Dangerous Continuation

 

Even after legalising margin trading, it has acquired some dangerous new dimensions that the regulator must halt immediately. A few well-funded brokerage houses are indulging in dangerous pyramid financing by not only funding the purchase of shares (for delivery) but then using those very shares as ‘margin’ for fresh derivatives positions. In other words, an investor is first funded to buy shares in the cash market and those shares (which he has yet to pay for) in turn become the margin for a much larger derivatives exposure.
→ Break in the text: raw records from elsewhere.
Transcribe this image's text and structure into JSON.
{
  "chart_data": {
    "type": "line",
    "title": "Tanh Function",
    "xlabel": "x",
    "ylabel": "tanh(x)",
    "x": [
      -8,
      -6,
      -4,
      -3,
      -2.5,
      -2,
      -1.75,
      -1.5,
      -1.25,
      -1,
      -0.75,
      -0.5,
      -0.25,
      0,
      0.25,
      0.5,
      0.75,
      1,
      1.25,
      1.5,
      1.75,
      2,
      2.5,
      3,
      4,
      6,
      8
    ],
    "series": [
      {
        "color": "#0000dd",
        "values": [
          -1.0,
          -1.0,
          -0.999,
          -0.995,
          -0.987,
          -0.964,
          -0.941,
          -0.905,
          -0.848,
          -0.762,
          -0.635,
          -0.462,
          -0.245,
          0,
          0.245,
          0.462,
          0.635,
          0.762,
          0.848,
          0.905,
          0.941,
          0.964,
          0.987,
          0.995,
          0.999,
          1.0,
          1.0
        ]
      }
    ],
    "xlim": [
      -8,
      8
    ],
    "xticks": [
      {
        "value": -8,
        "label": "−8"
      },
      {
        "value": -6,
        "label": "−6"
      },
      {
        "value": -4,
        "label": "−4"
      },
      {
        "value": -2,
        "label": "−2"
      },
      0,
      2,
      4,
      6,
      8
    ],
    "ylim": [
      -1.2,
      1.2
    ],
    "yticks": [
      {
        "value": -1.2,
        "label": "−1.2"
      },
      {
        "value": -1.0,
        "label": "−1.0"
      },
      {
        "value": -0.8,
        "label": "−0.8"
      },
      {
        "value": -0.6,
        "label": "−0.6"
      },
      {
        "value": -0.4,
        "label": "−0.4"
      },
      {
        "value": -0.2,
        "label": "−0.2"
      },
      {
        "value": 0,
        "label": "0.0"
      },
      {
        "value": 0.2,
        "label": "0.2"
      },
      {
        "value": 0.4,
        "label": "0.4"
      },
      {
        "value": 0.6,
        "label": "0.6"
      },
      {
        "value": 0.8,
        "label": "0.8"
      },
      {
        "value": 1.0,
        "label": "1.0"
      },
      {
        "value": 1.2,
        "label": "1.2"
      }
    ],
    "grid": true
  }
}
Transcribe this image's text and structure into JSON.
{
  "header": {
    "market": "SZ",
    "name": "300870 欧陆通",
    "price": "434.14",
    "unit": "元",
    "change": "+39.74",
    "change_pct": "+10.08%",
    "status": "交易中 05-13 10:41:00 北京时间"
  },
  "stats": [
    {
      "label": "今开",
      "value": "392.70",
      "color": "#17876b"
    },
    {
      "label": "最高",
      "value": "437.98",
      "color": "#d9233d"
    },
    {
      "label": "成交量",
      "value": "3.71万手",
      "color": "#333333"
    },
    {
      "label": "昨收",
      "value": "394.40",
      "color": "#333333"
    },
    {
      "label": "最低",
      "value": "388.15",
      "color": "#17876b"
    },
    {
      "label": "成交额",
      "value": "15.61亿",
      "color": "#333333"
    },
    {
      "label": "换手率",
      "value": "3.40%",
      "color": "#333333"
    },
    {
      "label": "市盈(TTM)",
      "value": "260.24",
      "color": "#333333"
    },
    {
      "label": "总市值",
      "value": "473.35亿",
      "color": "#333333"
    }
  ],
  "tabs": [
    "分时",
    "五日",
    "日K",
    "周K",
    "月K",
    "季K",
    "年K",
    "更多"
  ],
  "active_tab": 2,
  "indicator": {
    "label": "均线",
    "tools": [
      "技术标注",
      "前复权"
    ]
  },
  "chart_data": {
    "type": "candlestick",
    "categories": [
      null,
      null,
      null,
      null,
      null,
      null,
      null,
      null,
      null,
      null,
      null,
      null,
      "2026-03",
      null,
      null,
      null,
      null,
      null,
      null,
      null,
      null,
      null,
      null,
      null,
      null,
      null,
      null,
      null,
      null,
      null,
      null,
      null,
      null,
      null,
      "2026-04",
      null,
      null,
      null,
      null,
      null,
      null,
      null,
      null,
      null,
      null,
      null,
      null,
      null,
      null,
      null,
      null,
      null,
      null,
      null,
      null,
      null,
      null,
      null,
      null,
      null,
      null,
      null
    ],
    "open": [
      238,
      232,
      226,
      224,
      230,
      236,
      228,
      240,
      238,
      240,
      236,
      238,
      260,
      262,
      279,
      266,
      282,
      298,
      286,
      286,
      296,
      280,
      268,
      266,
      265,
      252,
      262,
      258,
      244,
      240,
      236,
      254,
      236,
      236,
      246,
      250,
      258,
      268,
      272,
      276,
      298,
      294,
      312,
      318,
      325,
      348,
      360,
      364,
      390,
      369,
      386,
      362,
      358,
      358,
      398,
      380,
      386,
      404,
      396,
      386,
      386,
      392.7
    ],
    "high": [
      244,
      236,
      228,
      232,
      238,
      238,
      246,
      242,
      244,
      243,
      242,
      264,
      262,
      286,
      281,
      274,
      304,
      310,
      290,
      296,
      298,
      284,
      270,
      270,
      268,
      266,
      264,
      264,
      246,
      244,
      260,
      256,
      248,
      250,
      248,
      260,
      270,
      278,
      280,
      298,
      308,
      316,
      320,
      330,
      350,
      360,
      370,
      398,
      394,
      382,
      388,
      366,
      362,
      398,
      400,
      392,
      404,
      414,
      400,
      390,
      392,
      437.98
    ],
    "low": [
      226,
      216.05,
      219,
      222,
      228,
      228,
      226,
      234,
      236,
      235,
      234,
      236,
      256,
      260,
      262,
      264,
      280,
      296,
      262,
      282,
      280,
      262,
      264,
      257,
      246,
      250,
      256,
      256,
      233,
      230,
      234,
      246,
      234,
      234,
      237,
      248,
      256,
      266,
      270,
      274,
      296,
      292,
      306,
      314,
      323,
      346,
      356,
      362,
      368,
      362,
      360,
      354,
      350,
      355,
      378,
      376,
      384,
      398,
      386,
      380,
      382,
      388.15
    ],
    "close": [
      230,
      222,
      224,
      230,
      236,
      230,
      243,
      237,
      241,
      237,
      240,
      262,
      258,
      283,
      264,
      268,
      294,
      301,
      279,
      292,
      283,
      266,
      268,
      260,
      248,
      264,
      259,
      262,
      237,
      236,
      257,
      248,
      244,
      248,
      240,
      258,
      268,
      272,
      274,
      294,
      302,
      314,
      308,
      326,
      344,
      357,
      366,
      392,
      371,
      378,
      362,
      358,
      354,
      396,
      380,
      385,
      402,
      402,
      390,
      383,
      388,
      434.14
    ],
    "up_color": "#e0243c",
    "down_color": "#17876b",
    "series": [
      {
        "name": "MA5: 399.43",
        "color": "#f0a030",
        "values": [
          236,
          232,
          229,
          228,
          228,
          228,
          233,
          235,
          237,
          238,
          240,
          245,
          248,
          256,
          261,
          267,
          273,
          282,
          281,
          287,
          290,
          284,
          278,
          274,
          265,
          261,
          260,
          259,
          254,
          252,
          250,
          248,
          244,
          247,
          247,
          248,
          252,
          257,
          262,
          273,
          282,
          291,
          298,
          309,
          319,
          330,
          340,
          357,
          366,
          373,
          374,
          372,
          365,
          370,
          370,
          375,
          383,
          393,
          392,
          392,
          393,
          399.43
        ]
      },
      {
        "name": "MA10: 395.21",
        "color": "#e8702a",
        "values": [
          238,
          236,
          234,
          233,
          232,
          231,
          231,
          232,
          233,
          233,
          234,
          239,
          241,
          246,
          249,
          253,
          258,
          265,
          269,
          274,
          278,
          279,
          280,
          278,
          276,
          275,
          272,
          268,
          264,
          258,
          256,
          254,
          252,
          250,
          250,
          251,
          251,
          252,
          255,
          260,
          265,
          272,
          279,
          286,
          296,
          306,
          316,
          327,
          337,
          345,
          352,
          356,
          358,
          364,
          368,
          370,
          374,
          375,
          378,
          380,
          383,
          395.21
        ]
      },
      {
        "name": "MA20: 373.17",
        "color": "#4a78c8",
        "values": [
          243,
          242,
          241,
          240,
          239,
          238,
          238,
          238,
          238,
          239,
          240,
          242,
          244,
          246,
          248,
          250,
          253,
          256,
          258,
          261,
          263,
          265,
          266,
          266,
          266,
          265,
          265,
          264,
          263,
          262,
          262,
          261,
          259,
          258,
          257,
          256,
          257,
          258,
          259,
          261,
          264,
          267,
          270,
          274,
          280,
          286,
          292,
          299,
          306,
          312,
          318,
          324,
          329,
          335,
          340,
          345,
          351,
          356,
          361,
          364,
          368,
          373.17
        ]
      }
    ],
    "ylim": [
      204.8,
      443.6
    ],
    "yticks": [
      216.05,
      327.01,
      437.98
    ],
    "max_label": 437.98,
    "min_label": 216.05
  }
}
This funding would work without mishap when the market is moving steadily in one direction, but when there is a big price swing, the pyramid is bound to crash.

 

Margin Trading

 

Since the SEBI permitted margin trading from April 2004, the extent of illegal ‘margin trading’ that went on in the past is slowly becoming public. What used to happen was simple. The broker would fund the margin trades and collect the interest as a ‘late payment charge’. No money moved out of the books; instead when the clients’ shares were sold, it was shown as a revenue receipt and the debit balance would be nullified.

 

Two brokerage firms whose IPOs have recently been cleared by SEBI have reported hefty income from margin trades. One claims in its prospectus that its income from margin trading in 2003-04 is almost equal to its brokerage income. Doesn’t this mean that margin funding was rampant even when it was officially disallowed? Now that it is legal, SEBI apparently doesn’t want to rake up the past. That’s how securities now regulation works in the US.

 

Confidential Information

 

While on scams, students and parent seeking visas to go abroad must watch out for tricksters. The student daughter of an IT company head who applied for a British visa received a telegram (from Malad, Mumbai) with a phone, fax and mobile number of one Minish, asking her to contact him for British Immigration Verification. The man answering the number wanted credit card details, sources of funds and fees (he offered to collect a demand draft). The landline on the telegram was merely a call-forwarding service. When asked probing questions, ‘Minish’ turned tough. The potential victim’s father then called a contact at the British High Commission and was astonished to find that this scam wasn’t really unknown.

 

The tricksters target gullible people doing the rounds of various embassies for visas and it is suspected that some travel agency staff provides them with the basic data about visa applicants. This is then used to demand more information through the ‘verification’ process. Obviously some people are conned but some are not.

 

Ledger Balances

 

Several weeks ago, this column said that PricewaterhouseCoopers (PWC) had resigned the Ashok Leyland audit. We learn that PWC has also give up the IndusInd Bank audit—that is two Hinduja company audits gone in just over a month. The IndusInd Bank audit has gone to Ernst & Young (E&Y) which, however, didn’t want to handle Ashok Leyland. We learn that E&Y will also be looking at the feasibility of merging Ashok Leyland Finance with IndusInd Bank and will scout around for a foreign strategic investor. After a spate of controversial exits of partners, the new account has been a sort of morale booster for E&Y. Meanwhile, the feud sparked by the late Priyamvada Birla’s will continues to cause audit changes. The grapevine has it that the exit of Lodha & Company from the S.S.Kanoria Group’s Rs 200-crore company, Kanoria Petroproducts International Limited, is linked to the ‘will’ and seen as a show of solidarity with the Birla clan. That account is understood to have gone to M/s Singhi & Co. of Kolkata.